Dustin Brown of Germany in action during a practice session with Gael Monfils of France at the Australian Open, 2014
A Parigi il caldo assale i poveri spettatori, costretti a sorbirsi l’osceno spettacolo della quadrumane Su-Wei Hsieh che si beffa di Johanna Konta, testa di serie numero 7 incapace, da anni, di esprimersi degnamente sulla terra battuta.
La situazione non sembra migliorare. Sul Suzanne-Lenglen Stan Wawrinka amministra le effimere resistenze dello slovacco Jozef Kovalik e Caroline Garcia irride Nao Hibino, trovatasi per caso su un campo da tennis.

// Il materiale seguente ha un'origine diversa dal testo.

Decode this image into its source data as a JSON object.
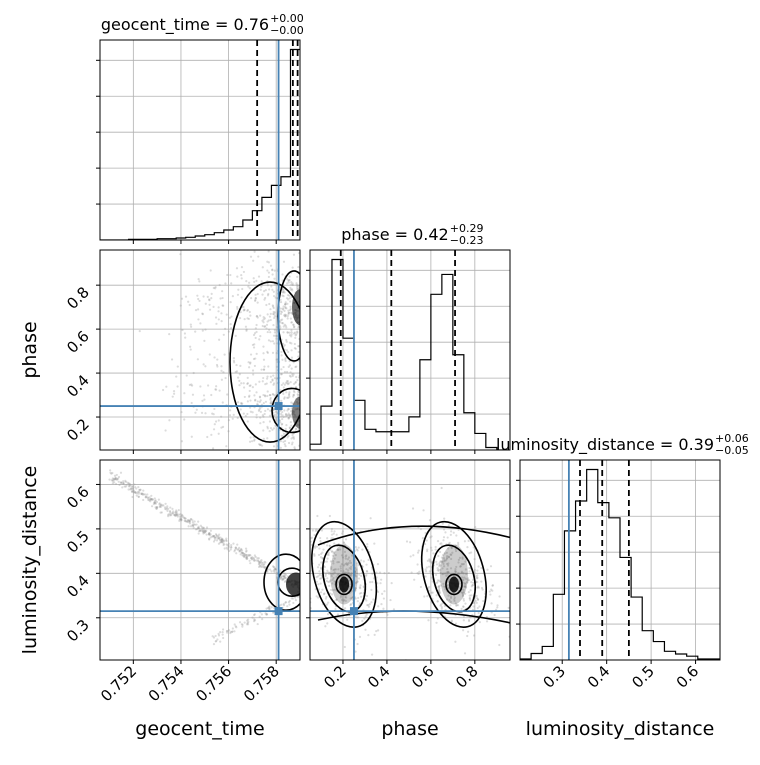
{
  "chart_data": {
    "type": "corner",
    "parameters": [
      "geocent_time",
      "phase",
      "luminosity_distance"
    ],
    "axis_labels": {
      "geocent_time": "geocent_time",
      "phase": "phase",
      "luminosity_distance": "luminosity_distance"
    },
    "titles": [
      {
        "param": "geocent_time",
        "text": "geocent_time = 0.76",
        "sup": "+0.00",
        "sub": "−0.00"
      },
      {
        "param": "phase",
        "text": "phase = 0.42",
        "sup": "+0.29",
        "sub": "−0.23"
      },
      {
        "param": "luminosity_distance",
        "text": "luminosity_distance = 0.39",
        "sup": "+0.06",
        "sub": "−0.05"
      }
    ],
    "ranges": {
      "geocent_time": [
        0.7506,
        0.759
      ],
      "phase": [
        0.05,
        0.96
      ],
      "luminosity_distance": [
        0.205,
        0.655
      ]
    },
    "ticks": {
      "geocent_time": [
        0.752,
        0.754,
        0.756,
        0.758
      ],
      "phase": [
        0.2,
        0.4,
        0.6,
        0.8
      ],
      "luminosity_distance": [
        0.3,
        0.4,
        0.5,
        0.6
      ]
    },
    "tick_labels": {
      "geocent_time": [
        "0.752",
        "0.754",
        "0.756",
        "0.758"
      ],
      "phase": [
        "0.2",
        "0.4",
        "0.6",
        "0.8"
      ],
      "luminosity_distance": [
        "0.3",
        "0.4",
        "0.5",
        "0.6"
      ]
    },
    "truths": {
      "geocent_time": 0.7581,
      "phase": 0.25,
      "luminosity_distance": 0.315
    },
    "quantiles": {
      "geocent_time": [
        0.7572,
        0.7587,
        0.7589
      ],
      "phase": [
        0.19,
        0.42,
        0.71
      ],
      "luminosity_distance": [
        0.34,
        0.39,
        0.45
      ]
    },
    "histograms": {
      "geocent_time": {
        "edges": [
          0.7506,
          0.751,
          0.7514,
          0.7518,
          0.7522,
          0.7526,
          0.753,
          0.7534,
          0.7538,
          0.7542,
          0.7546,
          0.755,
          0.7554,
          0.7558,
          0.7562,
          0.7566,
          0.757,
          0.7574,
          0.7578,
          0.7582,
          0.7586,
          0.759
        ],
        "counts": [
          0,
          0,
          0,
          1,
          1,
          1,
          2,
          2,
          3,
          4,
          6,
          8,
          11,
          15,
          20,
          30,
          44,
          64,
          82,
          95,
          286
        ]
      },
      "phase": {
        "edges": [
          0.05,
          0.1,
          0.15,
          0.2,
          0.25,
          0.3,
          0.35,
          0.4,
          0.45,
          0.5,
          0.55,
          0.6,
          0.65,
          0.7,
          0.75,
          0.8,
          0.85,
          0.9,
          0.95
        ],
        "counts": [
          7,
          53,
          230,
          135,
          60,
          25,
          22,
          22,
          22,
          40,
          109,
          188,
          212,
          115,
          45,
          20,
          3,
          0
        ]
      },
      "luminosity_distance": {
        "edges": [
          0.205,
          0.23,
          0.255,
          0.28,
          0.305,
          0.33,
          0.355,
          0.38,
          0.405,
          0.43,
          0.455,
          0.48,
          0.505,
          0.53,
          0.555,
          0.58,
          0.605,
          0.63,
          0.655
        ],
        "counts": [
          2,
          12,
          25,
          121,
          238,
          293,
          351,
          290,
          262,
          189,
          116,
          54,
          34,
          16,
          11,
          7,
          2,
          2
        ]
      }
    },
    "grid": true
  }
}
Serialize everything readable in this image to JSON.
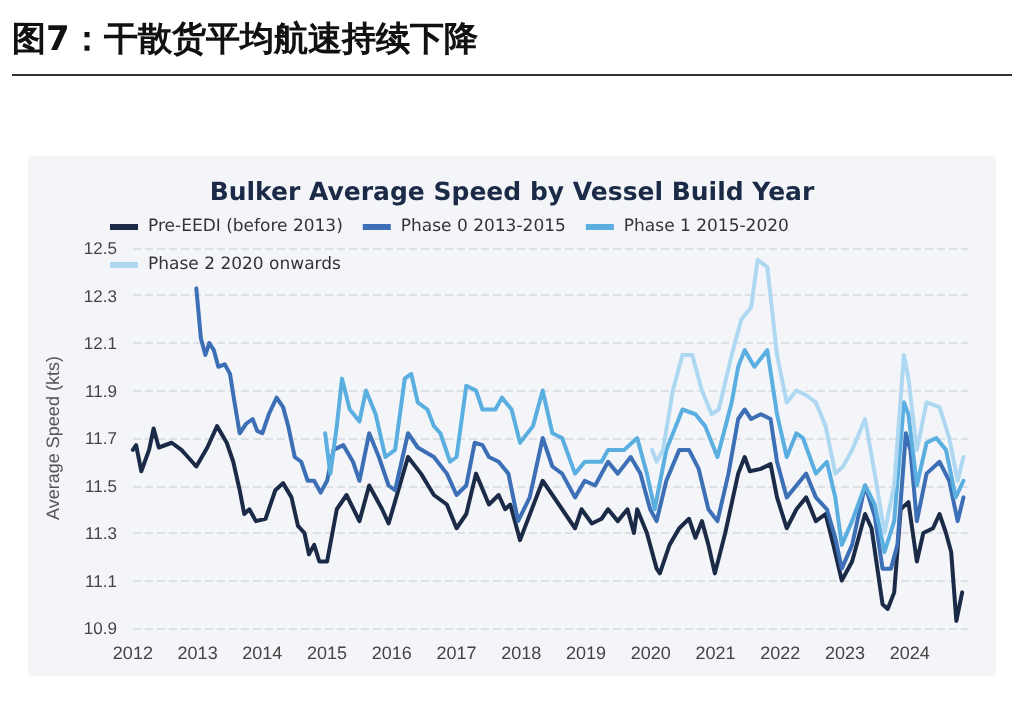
{
  "chart_data": {
    "type": "line",
    "title": "图7：干散货平均航速持续下降",
    "subtitle": "Bulker Average Speed by Vessel Build Year",
    "ylabel": "Average Speed (kts)",
    "xlim": [
      2012,
      2024.9
    ],
    "xticks": [
      2012,
      2013,
      2014,
      2015,
      2016,
      2017,
      2018,
      2019,
      2020,
      2021,
      2022,
      2023,
      2024
    ],
    "ylim": [
      10.9,
      12.5
    ],
    "yticks": [
      10.9,
      11.1,
      11.3,
      11.5,
      11.7,
      11.9,
      12.1,
      12.3,
      12.5
    ],
    "grid": "y",
    "legend": "top",
    "marker": "none",
    "line_style": "solid",
    "series": [
      {
        "name": "Pre-EEDI (before 2013)",
        "color": "#1b2a47",
        "x": [
          2012.0,
          2012.05,
          2012.13,
          2012.25,
          2012.32,
          2012.4,
          2012.6,
          2012.75,
          2012.85,
          2012.98,
          2013.15,
          2013.3,
          2013.45,
          2013.55,
          2013.65,
          2013.72,
          2013.8,
          2013.9,
          2014.05,
          2014.2,
          2014.32,
          2014.45,
          2014.55,
          2014.65,
          2014.72,
          2014.8,
          2014.88,
          2015.0,
          2015.15,
          2015.3,
          2015.5,
          2015.65,
          2015.85,
          2015.95,
          2016.25,
          2016.45,
          2016.65,
          2016.85,
          2017.0,
          2017.15,
          2017.3,
          2017.5,
          2017.65,
          2017.75,
          2017.83,
          2017.98,
          2018.33,
          2018.63,
          2018.83,
          2018.93,
          2019.09,
          2019.24,
          2019.34,
          2019.49,
          2019.64,
          2019.74,
          2019.79,
          2019.94,
          2020.09,
          2020.14,
          2020.29,
          2020.44,
          2020.59,
          2020.69,
          2020.79,
          2020.89,
          2020.99,
          2021.15,
          2021.35,
          2021.45,
          2021.53,
          2021.7,
          2021.85,
          2021.95,
          2022.1,
          2022.25,
          2022.4,
          2022.55,
          2022.7,
          2022.82,
          2022.95,
          2023.11,
          2023.23,
          2023.31,
          2023.41,
          2023.58,
          2023.66,
          2023.76,
          2023.86,
          2023.98,
          2024.11,
          2024.21,
          2024.36,
          2024.46,
          2024.56,
          2024.64,
          2024.72,
          2024.81
        ],
        "values": [
          11.65,
          11.67,
          11.56,
          11.65,
          11.74,
          11.66,
          11.68,
          11.65,
          11.62,
          11.58,
          11.66,
          11.75,
          11.68,
          11.6,
          11.48,
          11.38,
          11.4,
          11.35,
          11.36,
          11.48,
          11.51,
          11.45,
          11.33,
          11.3,
          11.21,
          11.25,
          11.18,
          11.18,
          11.4,
          11.46,
          11.35,
          11.5,
          11.4,
          11.34,
          11.62,
          11.55,
          11.46,
          11.42,
          11.32,
          11.38,
          11.55,
          11.42,
          11.46,
          11.4,
          11.42,
          11.27,
          11.52,
          11.4,
          11.32,
          11.4,
          11.34,
          11.36,
          11.4,
          11.35,
          11.4,
          11.3,
          11.4,
          11.3,
          11.15,
          11.13,
          11.25,
          11.32,
          11.36,
          11.28,
          11.35,
          11.25,
          11.13,
          11.3,
          11.55,
          11.62,
          11.56,
          11.57,
          11.59,
          11.45,
          11.32,
          11.4,
          11.45,
          11.35,
          11.38,
          11.25,
          11.1,
          11.18,
          11.3,
          11.38,
          11.32,
          11.0,
          10.98,
          11.05,
          11.4,
          11.43,
          11.18,
          11.3,
          11.32,
          11.38,
          11.3,
          11.22,
          10.93,
          11.05
        ]
      },
      {
        "name": "Phase 0 2013-2015",
        "color": "#3d6fb6",
        "x": [
          2012.98,
          2013.05,
          2013.12,
          2013.18,
          2013.25,
          2013.32,
          2013.42,
          2013.5,
          2013.57,
          2013.65,
          2013.75,
          2013.85,
          2013.92,
          2014.0,
          2014.1,
          2014.22,
          2014.32,
          2014.4,
          2014.5,
          2014.6,
          2014.7,
          2014.8,
          2014.9,
          2015.0,
          2015.1,
          2015.25,
          2015.4,
          2015.5,
          2015.65,
          2015.8,
          2015.95,
          2016.05,
          2016.25,
          2016.4,
          2016.65,
          2016.85,
          2017.0,
          2017.15,
          2017.28,
          2017.4,
          2017.5,
          2017.65,
          2017.8,
          2017.95,
          2018.13,
          2018.33,
          2018.48,
          2018.63,
          2018.83,
          2018.98,
          2019.14,
          2019.34,
          2019.49,
          2019.69,
          2019.84,
          2019.99,
          2020.09,
          2020.24,
          2020.44,
          2020.59,
          2020.74,
          2020.89,
          2021.03,
          2021.2,
          2021.35,
          2021.45,
          2021.55,
          2021.7,
          2021.85,
          2021.95,
          2022.1,
          2022.25,
          2022.4,
          2022.55,
          2022.72,
          2022.85,
          2022.95,
          2023.11,
          2023.31,
          2023.46,
          2023.58,
          2023.71,
          2023.81,
          2023.94,
          2024.01,
          2024.11,
          2024.26,
          2024.46,
          2024.61,
          2024.74,
          2024.83
        ],
        "values": [
          12.33,
          12.12,
          12.05,
          12.1,
          12.07,
          12.0,
          12.01,
          11.97,
          11.85,
          11.72,
          11.76,
          11.78,
          11.73,
          11.72,
          11.8,
          11.87,
          11.83,
          11.75,
          11.62,
          11.6,
          11.52,
          11.52,
          11.47,
          11.52,
          11.65,
          11.67,
          11.6,
          11.52,
          11.72,
          11.62,
          11.5,
          11.48,
          11.72,
          11.66,
          11.62,
          11.55,
          11.46,
          11.5,
          11.68,
          11.67,
          11.62,
          11.6,
          11.55,
          11.35,
          11.45,
          11.7,
          11.58,
          11.55,
          11.45,
          11.52,
          11.5,
          11.6,
          11.55,
          11.62,
          11.55,
          11.4,
          11.35,
          11.52,
          11.65,
          11.65,
          11.57,
          11.4,
          11.35,
          11.55,
          11.78,
          11.82,
          11.78,
          11.8,
          11.78,
          11.6,
          11.45,
          11.5,
          11.55,
          11.45,
          11.4,
          11.28,
          11.15,
          11.25,
          11.5,
          11.37,
          11.15,
          11.15,
          11.25,
          11.72,
          11.65,
          11.35,
          11.55,
          11.6,
          11.52,
          11.35,
          11.45
        ]
      },
      {
        "name": "Phase 1 2015-2020",
        "color": "#5aaee0",
        "x": [
          2014.97,
          2015.05,
          2015.15,
          2015.23,
          2015.35,
          2015.5,
          2015.6,
          2015.75,
          2015.9,
          2016.05,
          2016.2,
          2016.3,
          2016.4,
          2016.55,
          2016.65,
          2016.75,
          2016.9,
          2017.0,
          2017.15,
          2017.3,
          2017.4,
          2017.6,
          2017.7,
          2017.85,
          2017.98,
          2018.18,
          2018.33,
          2018.48,
          2018.63,
          2018.83,
          2018.98,
          2019.24,
          2019.34,
          2019.59,
          2019.79,
          2019.94,
          2020.06,
          2020.24,
          2020.49,
          2020.69,
          2020.84,
          2021.03,
          2021.25,
          2021.35,
          2021.45,
          2021.6,
          2021.8,
          2021.95,
          2022.1,
          2022.25,
          2022.35,
          2022.55,
          2022.72,
          2022.85,
          2022.95,
          2023.11,
          2023.31,
          2023.46,
          2023.61,
          2023.76,
          2023.91,
          2023.98,
          2024.11,
          2024.26,
          2024.41,
          2024.56,
          2024.71,
          2024.83
        ],
        "values": [
          11.72,
          11.55,
          11.75,
          11.95,
          11.82,
          11.77,
          11.9,
          11.8,
          11.62,
          11.65,
          11.95,
          11.97,
          11.85,
          11.82,
          11.75,
          11.72,
          11.6,
          11.62,
          11.92,
          11.9,
          11.82,
          11.82,
          11.87,
          11.82,
          11.68,
          11.75,
          11.9,
          11.72,
          11.7,
          11.55,
          11.6,
          11.6,
          11.65,
          11.65,
          11.7,
          11.55,
          11.4,
          11.65,
          11.82,
          11.8,
          11.75,
          11.62,
          11.85,
          12.0,
          12.07,
          12.0,
          12.07,
          11.8,
          11.62,
          11.72,
          11.7,
          11.55,
          11.6,
          11.45,
          11.25,
          11.35,
          11.5,
          11.42,
          11.22,
          11.35,
          11.85,
          11.8,
          11.5,
          11.68,
          11.7,
          11.65,
          11.45,
          11.52
        ]
      },
      {
        "name": "Phase 2 2020 onwards",
        "color": "#aed8f2",
        "x": [
          2020.02,
          2020.09,
          2020.19,
          2020.34,
          2020.49,
          2020.64,
          2020.79,
          2020.94,
          2021.05,
          2021.25,
          2021.4,
          2021.55,
          2021.65,
          2021.8,
          2021.95,
          2022.1,
          2022.25,
          2022.4,
          2022.55,
          2022.7,
          2022.85,
          2022.97,
          2023.11,
          2023.31,
          2023.46,
          2023.61,
          2023.76,
          2023.91,
          2023.98,
          2024.11,
          2024.26,
          2024.46,
          2024.61,
          2024.74,
          2024.83
        ],
        "values": [
          11.65,
          11.6,
          11.65,
          11.9,
          12.05,
          12.05,
          11.9,
          11.8,
          11.82,
          12.05,
          12.2,
          12.25,
          12.45,
          12.42,
          12.05,
          11.85,
          11.9,
          11.88,
          11.85,
          11.75,
          11.55,
          11.58,
          11.65,
          11.78,
          11.55,
          11.3,
          11.5,
          12.05,
          11.95,
          11.65,
          11.85,
          11.83,
          11.7,
          11.52,
          11.62
        ]
      }
    ]
  }
}
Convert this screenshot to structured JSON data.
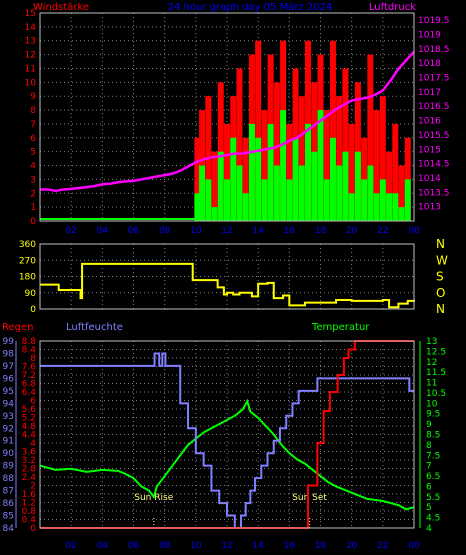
{
  "header": {
    "left": "Windstärke",
    "center": "24 hour graph day 05 März 2024",
    "right": "Luftdruck"
  },
  "panel3_labels": {
    "rain": "Regen",
    "humidity": "Luftfeuchte",
    "temperature": "Temperatur"
  },
  "colors": {
    "wind": "#ff0000",
    "gust": "#00ff00",
    "pressure": "#ff00ff",
    "direction": "#ffff00",
    "humidity": "#8080ff",
    "rain": "#ff0000",
    "temperature": "#00ff00",
    "grid": "#808080",
    "bg": "#000000"
  },
  "chart_data": [
    {
      "type": "bar",
      "name_left": "Windstärke",
      "name_right": "Luftdruck",
      "x_ticks": [
        "02",
        "04",
        "06",
        "08",
        "10",
        "12",
        "14",
        "16",
        "18",
        "20",
        "22",
        "00"
      ],
      "left_ticks": [
        "0",
        "1",
        "2",
        "3",
        "4",
        "5",
        "6",
        "7",
        "8",
        "9",
        "10",
        "11",
        "12",
        "13",
        "14",
        "15"
      ],
      "right_ticks": [
        "1013",
        "1013.5",
        "1014",
        "1014.5",
        "1015",
        "1015.5",
        "1016",
        "1016.5",
        "1017",
        "1017.5",
        "1018",
        "1018.5",
        "1019",
        "1019.5"
      ],
      "ylim_left": [
        0,
        15
      ],
      "ylim_right": [
        1012.5,
        1019.75
      ],
      "pressure": {
        "x": [
          0,
          0.5,
          1,
          1.5,
          2,
          2.5,
          3,
          3.5,
          4,
          4.5,
          5,
          5.5,
          6,
          6.5,
          7,
          7.5,
          8,
          8.5,
          9,
          9.5,
          10,
          10.5,
          11,
          11.5,
          12,
          12.5,
          13,
          13.5,
          14,
          14.5,
          15,
          15.5,
          16,
          16.5,
          17,
          17.5,
          18,
          18.5,
          19,
          19.5,
          20,
          20.5,
          21,
          21.5,
          22,
          22.5,
          23,
          23.5,
          24
        ],
        "y": [
          1013.6,
          1013.6,
          1013.55,
          1013.6,
          1013.62,
          1013.65,
          1013.68,
          1013.72,
          1013.78,
          1013.8,
          1013.85,
          1013.88,
          1013.9,
          1013.95,
          1014,
          1014.05,
          1014.1,
          1014.15,
          1014.25,
          1014.4,
          1014.55,
          1014.65,
          1014.72,
          1014.75,
          1014.8,
          1014.85,
          1014.85,
          1014.9,
          1014.95,
          1015,
          1015.05,
          1015.15,
          1015.3,
          1015.4,
          1015.6,
          1015.8,
          1016,
          1016.2,
          1016.4,
          1016.55,
          1016.7,
          1016.75,
          1016.8,
          1016.9,
          1017.05,
          1017.4,
          1017.8,
          1018.1,
          1018.4
        ]
      },
      "wind": {
        "x": [
          10.1,
          10.4,
          10.8,
          11.2,
          11.6,
          12.0,
          12.4,
          12.8,
          13.2,
          13.6,
          14.0,
          14.4,
          14.8,
          15.2,
          15.6,
          16.0,
          16.4,
          16.8,
          17.2,
          17.6,
          18.0,
          18.4,
          18.8,
          19.2,
          19.6,
          20.0,
          20.4,
          20.8,
          21.2,
          21.6,
          22.0,
          22.4,
          22.8,
          23.2,
          23.6
        ],
        "y": [
          6,
          8,
          9,
          5,
          10,
          7,
          9,
          11,
          6,
          12,
          13,
          8,
          12,
          10,
          13,
          7,
          11,
          9,
          13,
          10,
          12,
          8,
          13,
          9,
          11,
          7,
          10,
          6,
          12,
          8,
          9,
          5,
          7,
          4,
          6
        ]
      },
      "gust": {
        "x": [
          10.1,
          10.4,
          10.8,
          11.2,
          11.6,
          12.0,
          12.4,
          12.8,
          13.2,
          13.6,
          14.0,
          14.4,
          14.8,
          15.2,
          15.6,
          16.0,
          16.4,
          16.8,
          17.2,
          17.6,
          18.0,
          18.4,
          18.8,
          19.2,
          19.6,
          20.0,
          20.4,
          20.8,
          21.2,
          21.6,
          22.0,
          22.4,
          22.8,
          23.2,
          23.6
        ],
        "y": [
          2,
          4,
          3,
          1,
          5,
          3,
          6,
          4,
          2,
          7,
          6,
          3,
          7,
          4,
          8,
          3,
          6,
          4,
          7,
          5,
          8,
          3,
          6,
          4,
          5,
          2,
          5,
          3,
          4,
          2,
          3,
          2,
          2,
          1,
          3
        ]
      }
    },
    {
      "type": "line",
      "name_right": [
        "N",
        "W",
        "S",
        "O",
        "N"
      ],
      "left_ticks": [
        "0",
        "90",
        "180",
        "270",
        "360"
      ],
      "ylim": [
        0,
        360
      ],
      "x": [
        0,
        1.2,
        2.6,
        2.7,
        3.0,
        4.0,
        5.5,
        6.5,
        8.0,
        9.0,
        9.4,
        9.8,
        10.6,
        11.0,
        11.4,
        11.8,
        12.0,
        12.4,
        12.8,
        13.6,
        14.0,
        14.6,
        15.0,
        15.6,
        16.0,
        17.0,
        18.5,
        19.0,
        20.0,
        21.0,
        22.0,
        22.4,
        23.0,
        23.6,
        24.0
      ],
      "y": [
        135,
        105,
        60,
        250,
        250,
        250,
        250,
        250,
        250,
        250,
        250,
        160,
        160,
        160,
        120,
        80,
        90,
        80,
        90,
        70,
        140,
        145,
        60,
        75,
        20,
        35,
        35,
        50,
        45,
        45,
        50,
        10,
        30,
        45,
        40
      ]
    },
    {
      "type": "line",
      "name_left": [
        "Regen",
        "Luftfeuchte"
      ],
      "name_right": "Temperatur",
      "x_ticks": [
        "02",
        "04",
        "06",
        "08",
        "10",
        "12",
        "14",
        "16",
        "18",
        "20",
        "22",
        "00"
      ],
      "humidity_ticks": [
        "84",
        "85",
        "86",
        "87",
        "88",
        "89",
        "90",
        "91",
        "92",
        "93",
        "94",
        "95",
        "96",
        "97",
        "98",
        "99"
      ],
      "rain_ticks": [
        "0",
        "0.4",
        "0.8",
        "1.2",
        "1.6",
        "2",
        "2.4",
        "2.8",
        "3.2",
        "3.6",
        "4",
        "4.4",
        "4.8",
        "5.2",
        "5.6",
        "6",
        "6.4",
        "6.8",
        "7.2",
        "7.6",
        "8",
        "8.4",
        "8.8"
      ],
      "temperature_ticks": [
        "4",
        "4.5",
        "5",
        "5.5",
        "6",
        "6.5",
        "7",
        "7.5",
        "8",
        "8.5",
        "9",
        "9.5",
        "10",
        "10.5",
        "11",
        "11.5",
        "12",
        "12.5",
        "13"
      ],
      "annotations": [
        "Sun Rise",
        "Sun Set"
      ],
      "humidity": {
        "x": [
          0,
          7.3,
          7.35,
          7.6,
          7.65,
          7.8,
          7.85,
          8.0,
          8.05,
          8.4,
          8.5,
          9.0,
          9.5,
          10.0,
          10.5,
          11.0,
          11.5,
          12.0,
          12.5,
          12.9,
          13.2,
          13.5,
          13.8,
          14.2,
          14.6,
          15.0,
          15.4,
          15.8,
          16.2,
          16.6,
          17.2,
          17.8,
          18.4,
          19.0,
          23.6,
          23.7,
          24.0
        ],
        "y": [
          97,
          97,
          98,
          98,
          97,
          97,
          98,
          98,
          97,
          97,
          97,
          94,
          92,
          90,
          89,
          87,
          86,
          85,
          84,
          85,
          86,
          87,
          88,
          89,
          90,
          91,
          92,
          93,
          94,
          95,
          95,
          96,
          96,
          96,
          96,
          95,
          95
        ]
      },
      "temperature": {
        "x": [
          0,
          1,
          2,
          3,
          4,
          5,
          5.5,
          6,
          6.5,
          7,
          7.3,
          7.5,
          8,
          8.5,
          9,
          9.5,
          10,
          10.5,
          11,
          11.5,
          12,
          12.5,
          13,
          13.3,
          13.5,
          14,
          14.5,
          15,
          15.5,
          16,
          16.5,
          17,
          17.5,
          18,
          18.5,
          19,
          20,
          21,
          22,
          22.5,
          23,
          23.5,
          24
        ],
        "y": [
          7.0,
          6.8,
          6.85,
          6.7,
          6.8,
          6.75,
          6.6,
          6.4,
          6.0,
          5.8,
          5.5,
          6.0,
          6.5,
          7.0,
          7.5,
          8.0,
          8.3,
          8.6,
          8.8,
          9.0,
          9.2,
          9.4,
          9.7,
          10.1,
          9.6,
          9.3,
          8.9,
          8.5,
          8.0,
          7.6,
          7.3,
          7.1,
          6.8,
          6.5,
          6.2,
          6.0,
          5.7,
          5.4,
          5.3,
          5.2,
          5.1,
          4.9,
          5.0
        ]
      },
      "rain": {
        "x": [
          0,
          16.6,
          17.2,
          17.8,
          18.2,
          18.6,
          19.1,
          19.5,
          19.8,
          20.2,
          24.0
        ],
        "y": [
          0,
          0,
          2,
          4,
          5.5,
          6.4,
          7.2,
          8,
          8.4,
          8.8,
          8.8
        ]
      }
    }
  ]
}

Le povere anime rimaste sugli spalti, molte svenute o colte da fulminante catalessi, implorano pietà. Il programma del giorno, però, dice che come quarto match, su quello stesso campo, Brown e Monfils si sfideranno per la prima volta in carriera.
Le premesse sono delle migliori. I giocolieri per eccellenza, seppur su un manto a loro indigesto, dovrebbero illuminare l’assopita platea.
Il francese, più esperto, cerca invano di non farsi coinvolgere. Palletta (pregevole termine tecnico), alza improbabili traiettorie, annoia. Dustin Brown, che come unico dogma ha l’insensatezza, non vuole stare al gioco. Inventa, accelera, sbaglia a dismisura. Pur di non sottostare alla monotonia del terreno vermiglio si prodiga in piogge di doppi falli e gratuiti.
Il cuore di Monfils, regolarista colto da sincopi di totale schizofrenia, lo porta, di tanto in tanto, ad accettare il teatro. Tweener e palle corte, tagli e taglietti, deliri di fisica potenza volutamente giocati per divertire i presenti.
Non è stata, in realtà, una continua commedia. Dopo i primi due set l’atipico tedesco sceglie di interrompere il gioco.
Brown è in campo ma non controlla la palla.
Termina 6-0 il terzo set, Monfils e Dustin si abbracciano soddisfatti, consapevoli che solo qualche punto della loro funambolica rappresentazione del tennis, valga più di tutti i successi, Slam e non, di Murray e la Kerber.
Un’interessante prima volta.
Sperando che, per il puro sollazzo estetico, non sia anche l’ultima.